1. Material for the primarily medical, long term in vivo use consisting of a polymer matrix and antimicrobial filler bodies, characterized in that the filler bodies are silicone dioxide particles coated with an antimicrobially active polysaccharide which particles have terminal vinyl groups by which the filler bodies are bonded into the polymer matrix.

2. Material according to claim 1, characterized in that the polymer coating of the particles consists of chitosan.

3. Material according to claim 1, characterized in that the polymer matrix is formed of bis-GMA, TEGDMA, UDMA, BPO, camphorchinone or ketones.
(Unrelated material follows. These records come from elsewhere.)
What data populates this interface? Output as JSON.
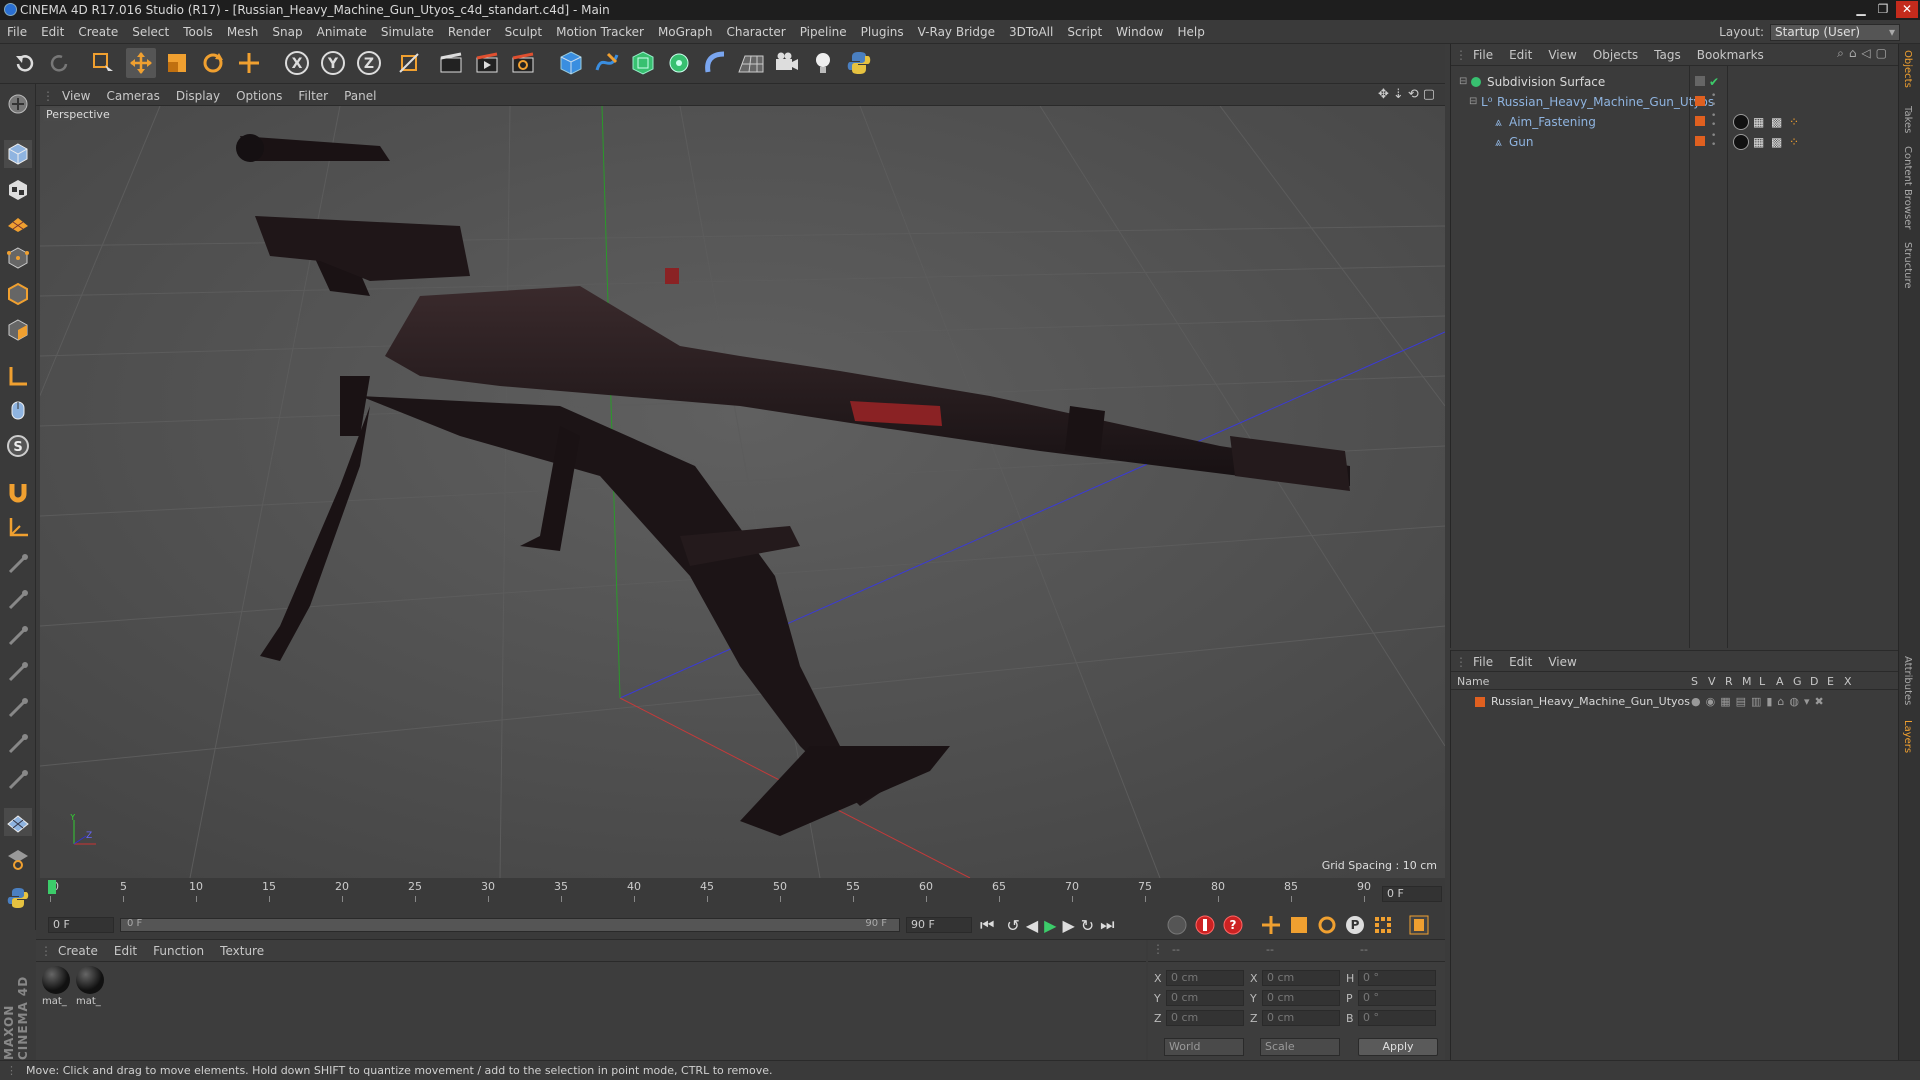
{
  "window": {
    "title": "CINEMA 4D R17.016 Studio (R17) - [Russian_Heavy_Machine_Gun_Utyos_c4d_standart.c4d] - Main",
    "minimize": "▁",
    "maximize": "❐",
    "close": "✕"
  },
  "menu": [
    "File",
    "Edit",
    "Create",
    "Select",
    "Tools",
    "Mesh",
    "Snap",
    "Animate",
    "Simulate",
    "Render",
    "Sculpt",
    "Motion Tracker",
    "MoGraph",
    "Character",
    "Pipeline",
    "Plugins",
    "V-Ray Bridge",
    "3DToAll",
    "Script",
    "Window",
    "Help"
  ],
  "layout": {
    "label": "Layout:",
    "value": "Startup (User)"
  },
  "toolbar": {
    "axis_x": "X",
    "axis_y": "Y",
    "axis_z": "Z",
    "accent": "#f0a030"
  },
  "viewport": {
    "menu": [
      "View",
      "Cameras",
      "Display",
      "Options",
      "Filter",
      "Panel"
    ],
    "camera_label": "Perspective",
    "grid_spacing": "Grid Spacing : 10 cm",
    "gizmo": {
      "y": "Y",
      "z": "Z"
    }
  },
  "timeline": {
    "ticks": [
      "0",
      "5",
      "10",
      "15",
      "20",
      "25",
      "30",
      "35",
      "40",
      "45",
      "50",
      "55",
      "60",
      "65",
      "70",
      "75",
      "80",
      "85",
      "90"
    ],
    "current_frame": "0 F",
    "start_field": "0 F",
    "range_start": "0 F",
    "range_end": "90 F",
    "end_field": "90 F",
    "max_frame": 90
  },
  "materials": {
    "menu": [
      "Create",
      "Edit",
      "Function",
      "Texture"
    ],
    "items": [
      {
        "label": "mat_"
      },
      {
        "label": "mat_"
      }
    ]
  },
  "coords": {
    "headers": [
      "--",
      "--",
      "--"
    ],
    "rows": [
      {
        "a": "X",
        "av": "0 cm",
        "b": "X",
        "bv": "0 cm",
        "c": "H",
        "cv": "0 °"
      },
      {
        "a": "Y",
        "av": "0 cm",
        "b": "Y",
        "bv": "0 cm",
        "c": "P",
        "cv": "0 °"
      },
      {
        "a": "Z",
        "av": "0 cm",
        "b": "Z",
        "bv": "0 cm",
        "c": "B",
        "cv": "0 °"
      }
    ],
    "mode": "World",
    "scale": "Scale",
    "apply": "Apply"
  },
  "objects": {
    "menu": [
      "File",
      "Edit",
      "View",
      "Objects",
      "Tags",
      "Bookmarks"
    ],
    "items": [
      {
        "name": "Subdivision Surface"
      },
      {
        "name": "Russian_Heavy_Machine_Gun_Utyos"
      },
      {
        "name": "Aim_Fastening"
      },
      {
        "name": "Gun"
      }
    ]
  },
  "layers": {
    "menu": [
      "File",
      "Edit",
      "View"
    ],
    "header_name": "Name",
    "flags": [
      "S",
      "V",
      "R",
      "M",
      "L",
      "A",
      "G",
      "D",
      "E",
      "X"
    ],
    "items": [
      {
        "name": "Russian_Heavy_Machine_Gun_Utyos",
        "color": "#e06020"
      }
    ]
  },
  "right_tabs": [
    "Objects",
    "Takes",
    "Content Browser",
    "Structure",
    "Attributes",
    "Layers"
  ],
  "status": "Move: Click and drag to move elements. Hold down SHIFT to quantize movement / add to the selection in point mode, CTRL to remove.",
  "brand": "MAXON CINEMA 4D"
}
4. Process for the manufacture of a material according to claim 2 or 3, comprising the steps of - reaction of 3-aminopropyl-triethoxysilane with hydroxyl group carrying silicone dioxide particles in a mixture of ethanol/water for the formation of amino groups, - reaction of glutaraldehyde under formation of a Schiff base for the formation of terminal aldehyde groups on the silicone dioxide particles, - coating of these particles with deacetylated chitosan, - reaction of the coated particles with 3-vinylbenzaldehyde for chemical modification, - dispersion of the chitosan coated chemically modified particles in a monomer mixture under formation of a curable phase for the formation of the polymer matrix.